Tropical Storm Nate is being blamed for more than 20 deaths across Central America even as it tracks toward a likely U.S. landfall this weekend as a hurricane.

“The system is forecast to strengthen over the Gulf of Mexico, and could affect portions of the northern Gulf Coast as a hurricane this weekend, with direct impacts from wind, storm surge, and heavy rainfall,” the National Hurricane Center said Thursday. “However, it is too early to specify the timing, location or magnitude of these impacts.”

Nate is expected to reach the northern Gulf Coast at hurricane strength this weekend before making landfall early Sunday somewhere between southeast Louisiana and the Florida Panhandle.

Residents in part of Louisiana’s coastal St. Bernard Parish, east of New Orleans, have been ordered to evacuate as the state prepares for Nate. The evacuation for areas outside of the parish levee system was set to begin Thursday evening.

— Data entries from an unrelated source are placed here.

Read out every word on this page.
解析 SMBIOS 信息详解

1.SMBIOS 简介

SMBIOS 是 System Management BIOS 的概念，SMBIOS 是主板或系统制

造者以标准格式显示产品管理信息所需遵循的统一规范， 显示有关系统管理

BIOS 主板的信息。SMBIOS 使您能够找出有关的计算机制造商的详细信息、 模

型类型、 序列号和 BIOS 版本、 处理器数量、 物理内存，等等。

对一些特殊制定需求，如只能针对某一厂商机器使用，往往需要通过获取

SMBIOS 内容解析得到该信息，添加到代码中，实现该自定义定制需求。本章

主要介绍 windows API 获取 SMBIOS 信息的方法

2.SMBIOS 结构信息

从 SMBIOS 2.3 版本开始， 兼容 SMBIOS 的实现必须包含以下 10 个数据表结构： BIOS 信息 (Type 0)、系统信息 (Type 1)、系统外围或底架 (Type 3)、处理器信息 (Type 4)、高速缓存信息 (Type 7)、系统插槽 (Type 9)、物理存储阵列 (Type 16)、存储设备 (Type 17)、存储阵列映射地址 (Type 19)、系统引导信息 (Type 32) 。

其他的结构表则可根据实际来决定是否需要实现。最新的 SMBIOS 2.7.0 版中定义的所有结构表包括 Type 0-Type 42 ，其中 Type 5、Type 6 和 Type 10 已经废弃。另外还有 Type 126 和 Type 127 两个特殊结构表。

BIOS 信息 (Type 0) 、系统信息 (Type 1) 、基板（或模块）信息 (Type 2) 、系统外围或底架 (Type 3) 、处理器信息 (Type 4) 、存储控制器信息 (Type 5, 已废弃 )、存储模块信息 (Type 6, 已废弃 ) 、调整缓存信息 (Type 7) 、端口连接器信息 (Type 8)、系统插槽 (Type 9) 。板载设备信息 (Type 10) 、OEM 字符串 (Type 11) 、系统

A state of emergency was declared for 29 Florida counties and the city of New Orleans.

Even as the threat of Nate draws near, several parts of the country are still struggling to recover from previous storms.

​Hurricane Maria

A group of Puerto Ricans who recently arrived in Florida met Thursday with Vice President Mike Pence as he prepared to go to Puerto Rico to survey the damage caused by Hurricane Maria.

Everlinda Burgos, who flew into Orlando from her home in Naranjito, told Pence, “Don’t go to San Juan. Go inside the country like where I live.’’ Burgos told Pence that President Donald Trump went to “another part’’ earlier this week. But she says the vice president should “go to the center’’ Friday “because that’s where the disaster is.’’

Some two weeks after the catastrophic Category 5 Hurricane Maria hit Puerto Rico, the U.S. territory is still reeling from its devastating effects. 

Governor Ricardo Rossello Nevares said just 8.6 percent of Puerto Rico Electric Power Authority clients have had their power restored; 365 of 1,619 telecommunication towers have been repaired, but landlines are functioning at 100 percent.

The government’s hope is to have the power back on for a quarter of the island within a month’s time, and for the entire territory of 3.4 million people by March.

While 63.3 percent of the San Juan metropolitan region has safe drinking water, just 14 percent in the northern part of the island and 30 percent in the west region has such access.

As part of his daily news briefing on recovery efforts, the governor reported that 76 percent of island gas stations are open and 70 percent of the supermarkets are reported open.

​Hurricane Irma

The Florida Keys, devastated by Hurricane Irma last month, have reopened just in time for prime tourist season. The keys, which stretch about 200 kilometers off Florida’s southern tip, were closed after Irma made landfall Sept. 10 as a Category 4 hurricane.

Tourism-related jobs account for about 50 percent of the workforce in the area.

Meanwhile, the last shelter used for Hurricane Irma evacuees closed in Miami-Dade County Wednesday.

As Irma approached Florida, Miami-Dade Mayor Carlos Gimenez issued evacuation orders covering 600,000 residents. The county opened 43 shelters capable of housing about 100,000 people. Some 32,000 people ended up taking shelter in county facilities.

​Hurricane Harvey

Texas lawmakers, including Texas Gov. Greg Abbott, urged Congress to approve $18.7 billion more in funding for relief and recovery efforts from Hurricane Harvey. The request came a day after the Trump administration sent Congress a proposal for $29 billion in disaster aid to Puerto Rico, Florida, Texas and Louisiana in the aftermath of Hurricanes Harvey, Irma and Maria.

While some Federal Emergency Management Agency money has reached Texas, the substantial funds needed for extensive home repairs or rebuilds, could take up to 32 months to work their way through several layers of government agencies.

The Houston Chronicle reports the bulk of the requested funds, $10 billion, would go to the U.S. Army Corps of Engineers for repairs and upgrades to dams, waterways and ports. Another $7 billion would be allocated for Community Development Block Grant disaster recovery funds, doubling the amount that was allocated in September.

Another $800 million would go to state educational agencies for repairs to schools and colleges, and rest of the funding would be applied toward small businesses, economic aid and transportation infrastructure.

More than 185,000 homes were damaged or destroyed by the Category 4 hurricane.